Finalement, la première idée qui m’est venue en regardant ces courbes se croiser, c’est que le Guardian n’avait plus vraiment besoin de Google. Je ne veux pas dire que le SEO ne lui sert à rien, au contraire, mais je veux dire que l’acquisition d’audience en soit ne me paraît pas du tout le but premier de sa stratégie présente. Si l’on se place il y a ne serait-ce que 5 ans, dans un internet encore en croissance et constitution, ce n’était pas le cas. Les médias se battaient pour constituer leur audience web et il fallait aller la chercher. Aujourd’hui, j’ose espérer que le Guardian a fait ce travail et l’enjeu pour lui est évidemment de mieux transformer ce potentiel. Chacun sait que la première richesse commerciale est de toute façon de performer sur sa base client installée. D’ailleurs, si l’on considère la montagne d’initiatives et d’innovation du Guardian, notamment dans le journalisme des données, j’y vois la recherche d’un positionnement moderne et de s’incarner comme un véritable média du XXIe siècle.

J’ai presque envie de dire que Google reste un acteur de la publicité, quand Facebook serait un service de l’économie de l’attention où la distribution, ce sont les gens qui la font.

L’engagement et la recommandation, la pollinisation, c’est le pari de la force des liens entre les gens et de l’intelligence à se connaître et se recommander. Il faudra encore longtemps pour qu’un robot fasse aussi bien, si tant est que nous fassions confiance à un robot autant qu’à une personne singulière sinon un ami. Et puis surtout, il y a en arrière plan l’économie de l’attention au sens de la saturation informationnelle. Chacun d’entre nous est ou sera confronté au moment où il sera évident pour lui qu’il ne plus lire tout ce qu’il reçoit. C’est typiquement le cas sur Twitter, où l’on passe dans le côté obscur le jour où l’on embrasse vraiment le flux en s’abandonnant à lui et en renonçant à tout lire. A ce stade, certaines personnes, où certains vecteurs dans certaines circonstances comptent plus pour vous que le reste. Au passage, vous arrêtez de chercher, les choses viennent à vous. Sinon , je veux bien des nouvelles de Twitter sur ce terrain …
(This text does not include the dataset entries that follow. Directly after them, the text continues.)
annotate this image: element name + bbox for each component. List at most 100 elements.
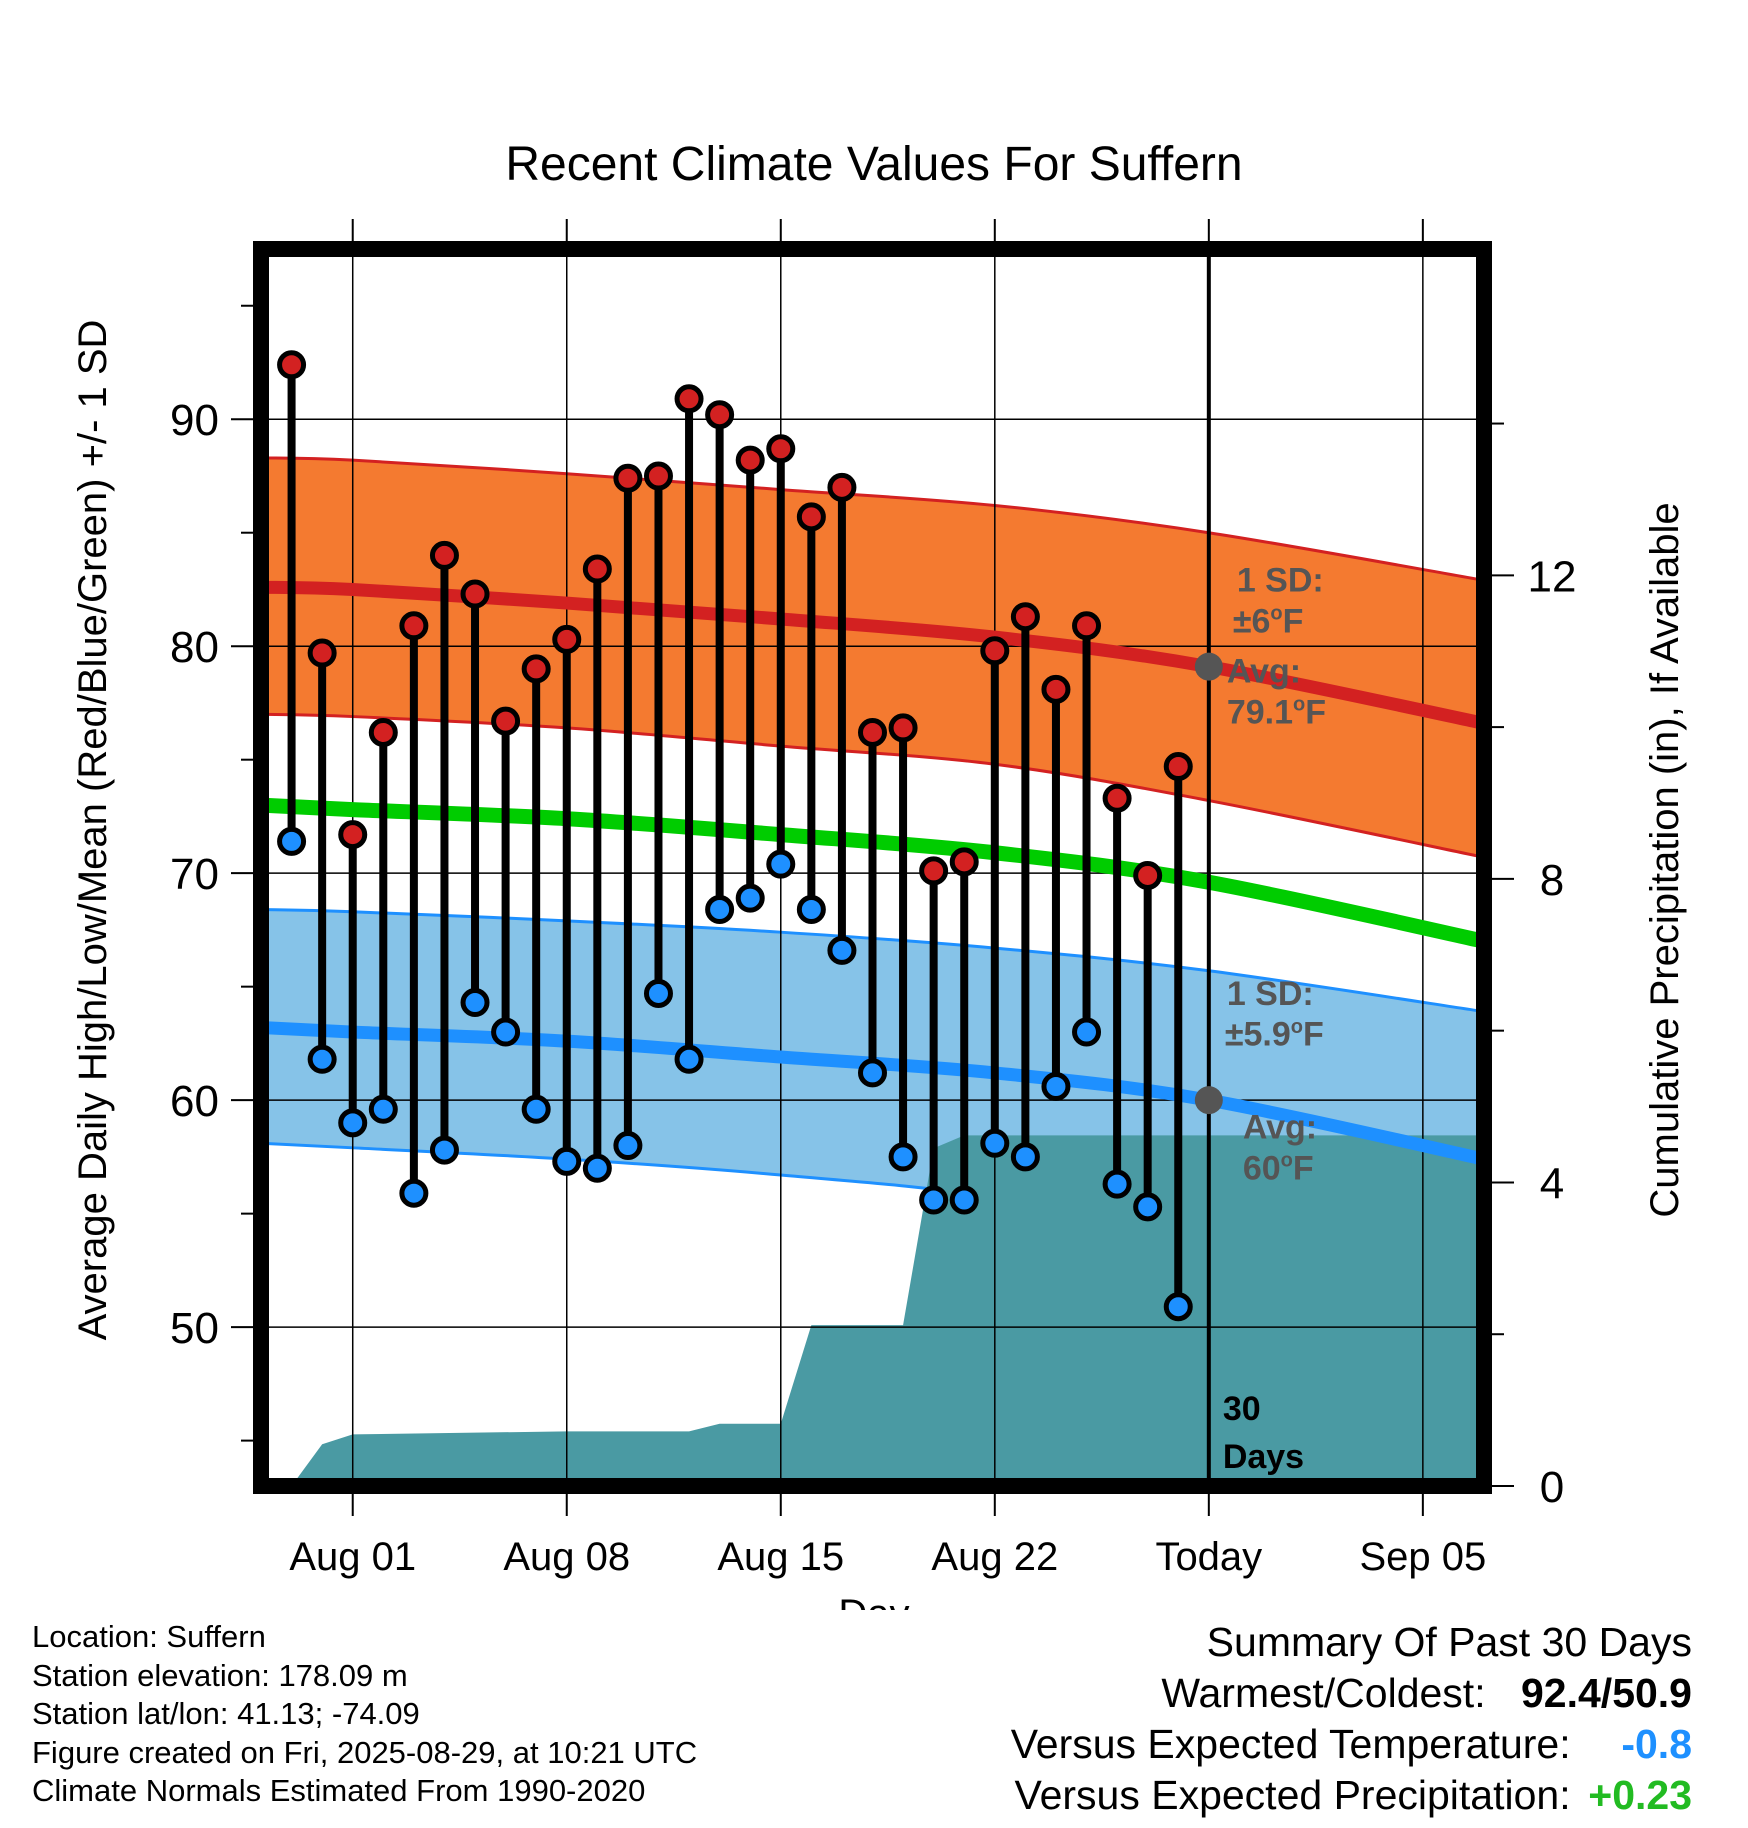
low-sd-value: ±5.9oF: [1225, 1016, 1324, 1054]
high-sd-value: ±6oF: [1233, 603, 1304, 641]
daily-low-point: [796, 894, 826, 924]
daily-high-point: [888, 713, 918, 743]
y2-axis-label: Cumulative Precipitation (in), If Availa…: [1643, 502, 1687, 1217]
daily-high-point: [1102, 783, 1132, 813]
y-tick-label: 60: [170, 1077, 219, 1126]
daily-high-point: [735, 445, 765, 475]
daily-low-point: [307, 1044, 337, 1074]
y-tick-label: 80: [170, 623, 219, 672]
latlon-text: Station lat/lon: 41.13; -74.09: [32, 1696, 420, 1731]
x-tick-label: Aug 08: [503, 1535, 630, 1579]
x-tick-label: Sep 05: [1359, 1535, 1486, 1579]
today-window-label-number: 30: [1223, 1390, 1261, 1428]
daily-low-point: [1072, 1017, 1102, 1047]
warm-cold-label: Warmest/Coldest:: [1161, 1670, 1486, 1716]
daily-high-point: [766, 434, 796, 464]
daily-low-point: [949, 1185, 979, 1215]
daily-high-point: [796, 502, 826, 532]
daily-low-point: [460, 988, 490, 1018]
daily-low-point: [399, 1178, 429, 1208]
daily-high-point: [552, 624, 582, 654]
low-avg-line: [261, 1021, 1484, 1166]
daily-low-point: [674, 1044, 704, 1074]
today-low-avg-marker: [1194, 1086, 1223, 1115]
daily-low-point: [1102, 1169, 1132, 1199]
daily-low-point: [735, 883, 765, 913]
daily-high-point: [491, 706, 521, 736]
daily-low-point: [827, 935, 857, 965]
high-avg-line: [261, 580, 1484, 730]
daily-high-point: [1133, 860, 1163, 890]
daily-low-point: [613, 1131, 643, 1161]
daily-high-point: [949, 847, 979, 877]
today-window-label-unit: Days: [1223, 1438, 1304, 1476]
daily-high-point: [1163, 751, 1193, 781]
y2-tick-label: 4: [1540, 1159, 1564, 1208]
station-info: Location: Suffern Station elevation: 178…: [32, 1618, 697, 1811]
daily-low-point: [338, 1108, 368, 1138]
x-tick-label: Today: [1155, 1535, 1262, 1579]
summary-title: Summary Of Past 30 Days: [1206, 1619, 1692, 1665]
temp-label: Versus Expected Temperature:: [1010, 1721, 1571, 1767]
daily-low-point: [888, 1142, 918, 1172]
daily-high-point: [460, 579, 490, 609]
y2-tick-label: 8: [1540, 856, 1564, 905]
y-tick-label: 70: [170, 850, 219, 899]
daily-low-point: [766, 849, 796, 879]
daily-low-point: [643, 978, 673, 1008]
daily-high-point: [1072, 611, 1102, 641]
temp-value: -0.8: [1621, 1721, 1692, 1767]
low-avg-value: 60oF: [1243, 1150, 1314, 1188]
precip-area: [261, 1135, 1484, 1486]
climate-chart: Recent Climate Values For Suffern Day Av…: [71, 138, 1687, 1610]
daily-high-point: [399, 611, 429, 641]
daily-low-point: [1133, 1192, 1163, 1222]
daily-high-point: [674, 384, 704, 414]
plot-frame: [253, 241, 1492, 1494]
precip-row: Versus Expected Precipitation: +0.23: [1011, 1770, 1693, 1821]
daily-high-point: [613, 463, 643, 493]
daily-high-point: [429, 540, 459, 570]
normals-text: Climate Normals Estimated From 1990-2020: [32, 1773, 646, 1808]
today-high-avg-marker: [1194, 652, 1223, 681]
summary-panel: Summary Of Past 30 Days Warmest/Coldest:…: [1011, 1617, 1692, 1821]
daily-low-point: [980, 1128, 1010, 1158]
high-avg-label: Avg:: [1227, 653, 1301, 691]
daily-low-point: [705, 894, 735, 924]
daily-low-point: [521, 1094, 551, 1124]
mean-avg-line: [261, 797, 1484, 949]
location-text: Location: Suffern: [32, 1619, 266, 1654]
low-sd-label: 1 SD:: [1227, 975, 1314, 1013]
high-avg-value: 79.1oF: [1227, 693, 1326, 731]
precip-label: Versus Expected Precipitation:: [1014, 1772, 1571, 1818]
created-text: Figure created on Fri, 2025-08-29, at 10…: [32, 1734, 698, 1770]
x-axis-label: Day: [838, 1592, 909, 1610]
daily-low-point: [858, 1058, 887, 1088]
elevation-text: Station elevation: 178.09 m: [32, 1657, 408, 1693]
daily-low-point: [552, 1146, 582, 1176]
daily-low-point: [429, 1135, 459, 1165]
low-avg-label: Avg:: [1243, 1109, 1317, 1147]
daily-high-point: [705, 400, 735, 430]
daily-low-point: [277, 826, 307, 856]
precip-value: +0.23: [1588, 1772, 1692, 1818]
y2-tick-label: 0: [1540, 1463, 1564, 1512]
daily-low-point: [1041, 1072, 1071, 1102]
x-tick-label: Aug 01: [289, 1535, 416, 1579]
daily-high-point: [582, 554, 612, 584]
daily-high-point: [919, 856, 949, 886]
daily-high-point: [858, 717, 887, 747]
chart-title: Recent Climate Values For Suffern: [505, 138, 1242, 191]
daily-high-point: [1041, 674, 1071, 704]
daily-high-point: [277, 350, 307, 380]
daily-low-point: [1010, 1142, 1040, 1172]
x-tick-label: Aug 22: [931, 1535, 1058, 1579]
daily-high-point: [521, 654, 551, 684]
daily-low-point: [919, 1185, 949, 1215]
y-tick-label: 50: [170, 1304, 219, 1353]
daily-low-point: [491, 1017, 521, 1047]
daily-high-point: [1010, 602, 1040, 632]
warm-cold-value: 92.4/50.9: [1521, 1670, 1692, 1716]
daily-low-point: [1163, 1292, 1193, 1322]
Je crains donc que nous n’assistions donc déjà aux conséquences de la victoire de Facebook et de ce qu’elle implique sur Google en particulier, qui n’a pas réussi à se déplacer sur le marché de l’engagement. Je ne suis pas inquiet pour Google, je crois par contre que son pinacle est derrière lui. Google est à mon sens resté enfermé dans le monde des geeks, la sphère dans laquelle Google+ est enfermé d’ailleurs.Il y a deux ans, j’avais écris Facebook ou le crépuscule des geeks. Je constatait que Facebook avait gagné la bataille du web social et qu’un des vecteurs de cela était ce que l’on appelait Connect à l’époque, remplacé aujourd’hui par OpenGraph, la chose qui branche vos services sur les gens et leur tissu relationnel.

En 2005, Simon Waldam, du Guardian a dit Nous ne pouvons plus nous contenter d’être présents sur la toile, nous devons en faire partie. Je crois que ce à quoi on assiste aujourd’hui n’en est qu’une forme d’accomplissement, même si c’est pour passer d’un intermédiaire d’acquisition (Google) à un intermédiaire d’engagement (Facebook) et à la soumission de leurs règles réciproques et mouvantes, des marchés de services qu’ils représentent.

Acquérir de l’audience, c’est bien, se connecter aux gens et travailler leur engagement, là est le vrai challenge, là est la réussite.